# The Saftey Dance



## SkunkApe (Dec 9, 2006)

In VA it is required that a kayaker have the following equipment:
-Whistle
-Mirror
-PFD

and some other stuff that I probably don't have..

At any rate, I got this handy dandy little device for my B-Day. I think it's from BPS and couldn't cost more that $10. Pretty cool....










It's got a compass on it as well..



















Hope this helps..

Skunk


----------



## Jaron15 (Aug 14, 2007)

why a mirror dont u mean reflectors? and i always carry my whistle


----------



## SkunkApe (Dec 9, 2006)

Jaron15 said:


> why a mirror dont u mean reflectors? and i always carry my whistle


I believe a signal mirror is required. I've got a bigger one in my PFD, but this little thing has one built in as well. 

Skunk


----------



## SkunkApe (Dec 9, 2006)

*Spelling*

My mind moves faster that my typing skills:beer:. I think the correct diction is "Safety". Sorry. 

Skunk


----------



## moby dick (Jan 5, 2007)

ok now what are you to have safety wise on you or on the kayak.i just got my kayak last monday.iam trying to get in the water.so what do i need or where can i look.


----------



## vinnie302 (Nov 4, 2007)

*Here's a link for required safety info on DGIF*

http://www.dgif.virginia.gov/boating/wog/equipment-regulations.asp#Navigation_Lights

After you dissect it you will see that a kayak only needs a PFD, nighttime visual distress (strobe light), sound device (whistle), and what they call an "anchor light" the white round light. That's it 4 items to be legal.


----------



## ruthless (Sep 5, 2003)

Not a strobe light, a white light, e.g a flashlight, headlamp, etc. I highly suggest a 360 degree light if you paddle at night. We went over thai alot in my OUPV captains course.

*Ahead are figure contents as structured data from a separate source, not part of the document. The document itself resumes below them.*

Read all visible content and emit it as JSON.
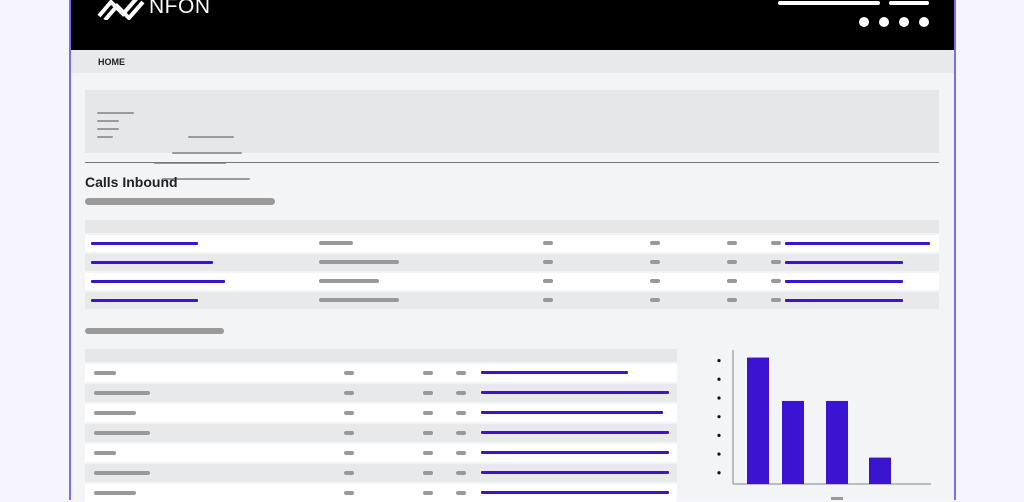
{
  "header": {
    "brand": "NFON",
    "menu_icon": "dots-menu-icon"
  },
  "nav": {
    "home": "HOME"
  },
  "section": {
    "title": "Calls Inbound"
  },
  "colors": {
    "accent": "#3a14d0",
    "header_bg": "#000000",
    "frame": "#7c6cf0"
  },
  "table1": {
    "rows": 4
  },
  "table2": {
    "rows": 7
  },
  "chart_data": {
    "type": "bar",
    "categories": [
      "",
      "",
      "",
      ""
    ],
    "values": [
      6.7,
      4.4,
      4.4,
      1.4
    ],
    "ylim": [
      0,
      7.1
    ],
    "grid": false,
    "color": "#3a14d0"
  }
}
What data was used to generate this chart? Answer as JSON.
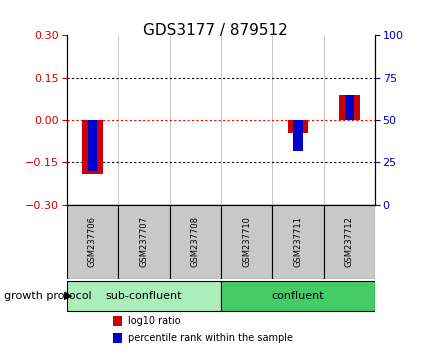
{
  "title": "GDS3177 / 879512",
  "samples": [
    "GSM237706",
    "GSM237707",
    "GSM237708",
    "GSM237710",
    "GSM237711",
    "GSM237712"
  ],
  "log10_ratio": [
    -0.19,
    0.0,
    0.0,
    0.0,
    -0.045,
    0.09
  ],
  "percentile_rank": [
    20,
    50,
    50,
    50,
    32,
    65
  ],
  "groups": [
    {
      "label": "sub-confluent",
      "start": 0,
      "end": 3,
      "color": "#AAEEBB"
    },
    {
      "label": "confluent",
      "start": 3,
      "end": 6,
      "color": "#44CC66"
    }
  ],
  "group_protocol_label": "growth protocol",
  "ylim_left": [
    -0.3,
    0.3
  ],
  "ylim_right": [
    0,
    100
  ],
  "yticks_left": [
    -0.3,
    -0.15,
    0,
    0.15,
    0.3
  ],
  "yticks_right": [
    0,
    25,
    50,
    75,
    100
  ],
  "hlines": [
    0.15,
    0.0,
    -0.15
  ],
  "hline_colors": [
    "black",
    "red",
    "black"
  ],
  "hline_styles": [
    "dotted",
    "dotted",
    "dotted"
  ],
  "bar_color_log10": "#CC0000",
  "bar_color_pct": "#0000CC",
  "bar_width": 0.4,
  "left_tick_color": "#CC0000",
  "right_tick_color": "#0000CC",
  "background_color": "#ffffff",
  "legend_items": [
    {
      "label": "log10 ratio",
      "color": "#CC0000"
    },
    {
      "label": "percentile rank within the sample",
      "color": "#0000CC"
    }
  ],
  "sample_box_color": "#C8C8C8",
  "group_box_border": "#000000"
}
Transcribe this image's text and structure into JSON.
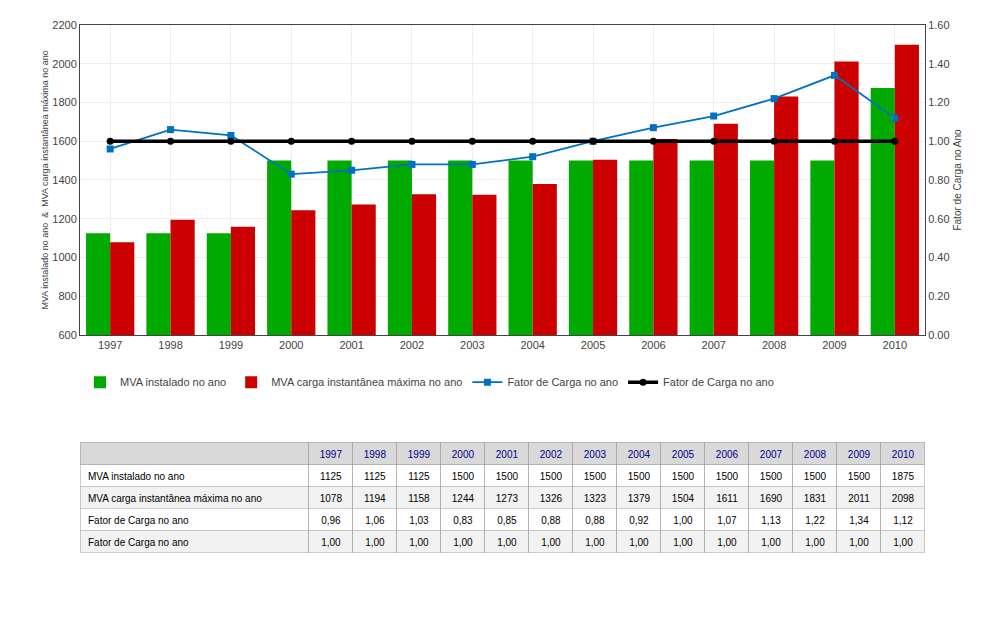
{
  "chart_data": {
    "type": "bar",
    "categories": [
      "1997",
      "1998",
      "1999",
      "2000",
      "2001",
      "2002",
      "2003",
      "2004",
      "2005",
      "2006",
      "2007",
      "2008",
      "2009",
      "2010"
    ],
    "series": [
      {
        "name": "MVA instalado no ano",
        "type": "bar",
        "color": "#00AA00",
        "values": [
          1125,
          1125,
          1125,
          1500,
          1500,
          1500,
          1500,
          1500,
          1500,
          1500,
          1500,
          1500,
          1500,
          1875
        ]
      },
      {
        "name": "MVA carga instantânea máxima no ano",
        "type": "bar",
        "color": "#CC0000",
        "values": [
          1078,
          1194,
          1158,
          1244,
          1273,
          1326,
          1323,
          1379,
          1504,
          1611,
          1690,
          1831,
          2011,
          2098
        ]
      },
      {
        "name": "Fator de Carga no ano",
        "type": "line",
        "axis": "y2",
        "color": "#0070C0",
        "marker": "square",
        "values": [
          0.96,
          1.06,
          1.03,
          0.83,
          0.85,
          0.88,
          0.88,
          0.92,
          1.0,
          1.07,
          1.13,
          1.22,
          1.34,
          1.12
        ],
        "value_labels": [
          "0,96",
          "1,06",
          "1,03",
          "0,83",
          "0,85",
          "0,88",
          "0,88",
          "0,92",
          "1,00",
          "1,07",
          "1,13",
          "1,22",
          "1,34",
          "1,12"
        ]
      },
      {
        "name": "Fator de Carga no ano",
        "type": "line",
        "axis": "y2",
        "color": "#000000",
        "marker": "circle",
        "values": [
          1.0,
          1.0,
          1.0,
          1.0,
          1.0,
          1.0,
          1.0,
          1.0,
          1.0,
          1.0,
          1.0,
          1.0,
          1.0,
          1.0
        ],
        "value_labels": [
          "1,00",
          "1,00",
          "1,00",
          "1,00",
          "1,00",
          "1,00",
          "1,00",
          "1,00",
          "1,00",
          "1,00",
          "1,00",
          "1,00",
          "1,00",
          "1,00"
        ]
      }
    ],
    "ylabel": "MVA instalado no ano  &  MVA carga instantânea máxima no ano",
    "y2label": "Fator de Carga no Ano",
    "ylim": [
      600,
      2200
    ],
    "yticks": [
      600,
      800,
      1000,
      1200,
      1400,
      1600,
      1800,
      2000,
      2200
    ],
    "y2lim": [
      0.0,
      1.6
    ],
    "y2ticks": [
      {
        "value": 0.0,
        "label": "0.00"
      },
      {
        "value": 0.2,
        "label": "0.20"
      },
      {
        "value": 0.4,
        "label": "0.40"
      },
      {
        "value": 0.6,
        "label": "0.60"
      },
      {
        "value": 0.8,
        "label": "0.80"
      },
      {
        "value": 1.0,
        "label": "1.00"
      },
      {
        "value": 1.2,
        "label": "1.20"
      },
      {
        "value": 1.4,
        "label": "1.40"
      },
      {
        "value": 1.6,
        "label": "1.60"
      }
    ],
    "grid": true,
    "legend": "bottom"
  }
}
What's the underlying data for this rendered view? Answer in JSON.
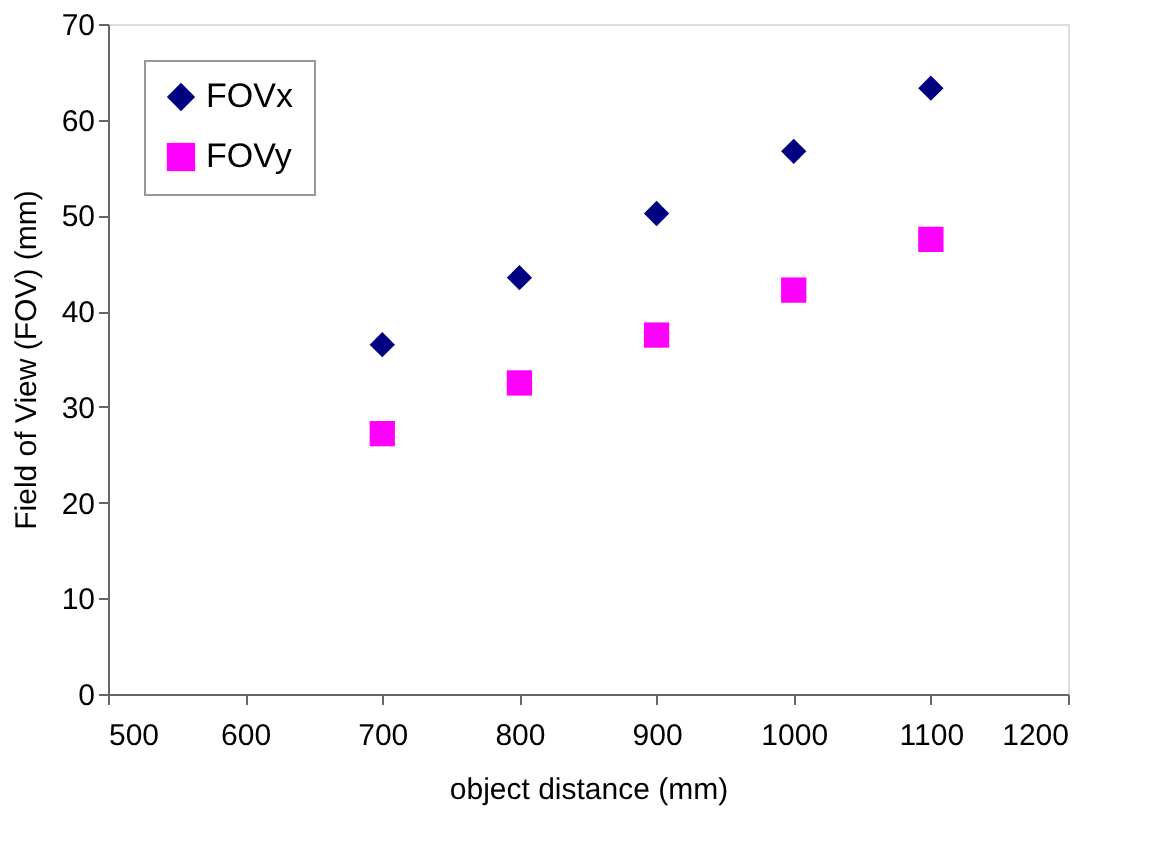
{
  "chart_data": {
    "type": "scatter",
    "xlabel": "object distance (mm)",
    "ylabel": "Field of View (FOV) (mm)",
    "x": [
      700,
      800,
      900,
      1000,
      1100
    ],
    "series": [
      {
        "name": "FOVx",
        "color": "#000080",
        "marker": "diamond",
        "values": [
          36.5,
          43.5,
          50.2,
          56.7,
          63.3
        ]
      },
      {
        "name": "FOVy",
        "color": "#ff00ff",
        "marker": "square",
        "values": [
          27.2,
          32.5,
          37.5,
          42.2,
          47.5
        ]
      }
    ],
    "xlim": [
      500,
      1200
    ],
    "xticks": [
      500,
      600,
      700,
      800,
      900,
      1000,
      1100,
      1200
    ],
    "ylim": [
      0,
      70
    ],
    "yticks": [
      0,
      10,
      20,
      30,
      40,
      50,
      60,
      70
    ],
    "grid": false,
    "legend": "top left"
  }
}
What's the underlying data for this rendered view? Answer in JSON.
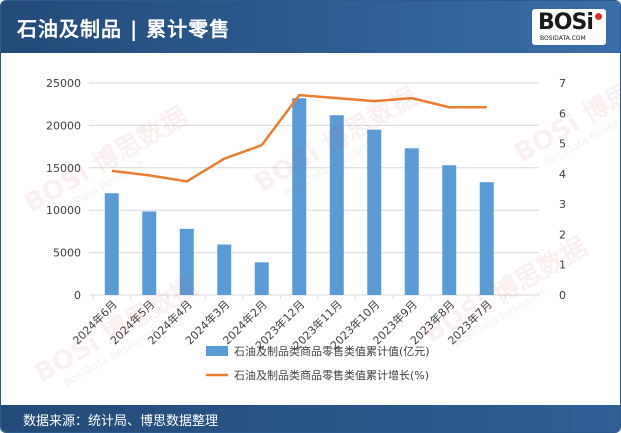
{
  "header": {
    "title": "石油及制品 | 累计零售"
  },
  "logo": {
    "text": "BOSi",
    "subtext": "BOSIDATA.COM"
  },
  "footer": {
    "source": "数据来源：统计局、博思数据整理"
  },
  "watermark": {
    "brand": "博思数据",
    "brand_en": "BosiData Research",
    "logo": "BOSi"
  },
  "colors": {
    "header_bg": "#2d5a8c",
    "bar": "#5b9bd5",
    "line": "#ed7d31",
    "grid": "#d9d9d9",
    "axis_text": "#404040"
  },
  "chart_data": {
    "type": "bar",
    "categories": [
      "2024年6月",
      "2024年5月",
      "2024年4月",
      "2024年3月",
      "2024年2月",
      "2023年12月",
      "2023年11月",
      "2023年10月",
      "2023年9月",
      "2023年8月",
      "2023年7月"
    ],
    "series": [
      {
        "name": "石油及制品类商品零售类值累计值(亿元)",
        "type": "bar",
        "axis": "left",
        "values": [
          12000,
          9850,
          7800,
          5950,
          3850,
          23200,
          21200,
          19500,
          17300,
          15300,
          13300
        ]
      },
      {
        "name": "石油及制品类商品零售类值累计增长(%)",
        "type": "line",
        "axis": "right",
        "values": [
          4.1,
          3.95,
          3.75,
          4.5,
          4.95,
          6.6,
          6.5,
          6.4,
          6.5,
          6.2,
          6.2
        ]
      }
    ],
    "y_left": {
      "min": 0,
      "max": 25000,
      "ticks": [
        0,
        5000,
        10000,
        15000,
        20000,
        25000
      ]
    },
    "y_right": {
      "min": 0,
      "max": 7,
      "ticks": [
        0,
        1,
        2,
        3,
        4,
        5,
        6,
        7
      ]
    },
    "grid": true,
    "legend_position": "bottom"
  }
}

Ask Vic Sorensen he is ex-coastie and an ACA instructor.


----------



## vinnie302 (Nov 4, 2007)

I thought you needed both the "nighttime distress light" and 360 degree light (anchor light). In the list of items in the link I provided it has both of those items marked as a "need to have". And if you read further into the document it has both lights in separate categories. I'm just trying to get it clear for myself as well.


----------



## ruthless (Sep 5, 2003)

You will not get a ticket if you have a pfd, whistle and a fashlight. Flares, signal mirrors, strobes are all optional, but if you carry flares make sure they are not expired.

I carry more that I need to, just in case.


----------



## LiteTackleChamp (Jul 29, 2005)

what if my headlamp has a strobe mode?


----------



## SkunkApe (Dec 9, 2006)

bmcox86 said:


> what if my headlamp has a strobe mode?


Don't do that unless you are really in distress. 
Strobe mode is an international signal, that you're in distress.


----------



## Soaked (Jul 21, 2006)

SkunkApe said:


> I think it's from BPS and couldn't cost more that $10.
> 
> Skunk


I saw it at BPS yesterday for $4.99. I picked one up for myself.


----------



## tjmrpm04 (May 17, 2007)

Dont you just need the night time distress light if you are indeed going out at night? I carry a PFD and my head lamp, and will be getting the whistle that Skunk mentioned because it seems like quite the bargain. However if it is required that I have a Night Time Distress light then I will get one. Anyway, thanks for the heads up Skunk that is indeed a great little find. 

Thom
FSHN_BRB


----------



## moby dick (Jan 5, 2007)

alright thanks guys i guess i'll have to go back to bass pro one more time.man my wife hates that.


----------



## Hannibal (Aug 10, 2007)

Could someone direct me to any kayak regs for say MD and/or NC? I plan on using mine in both locales. 

Also, I don't plan on doing any kayaking at night time.


----------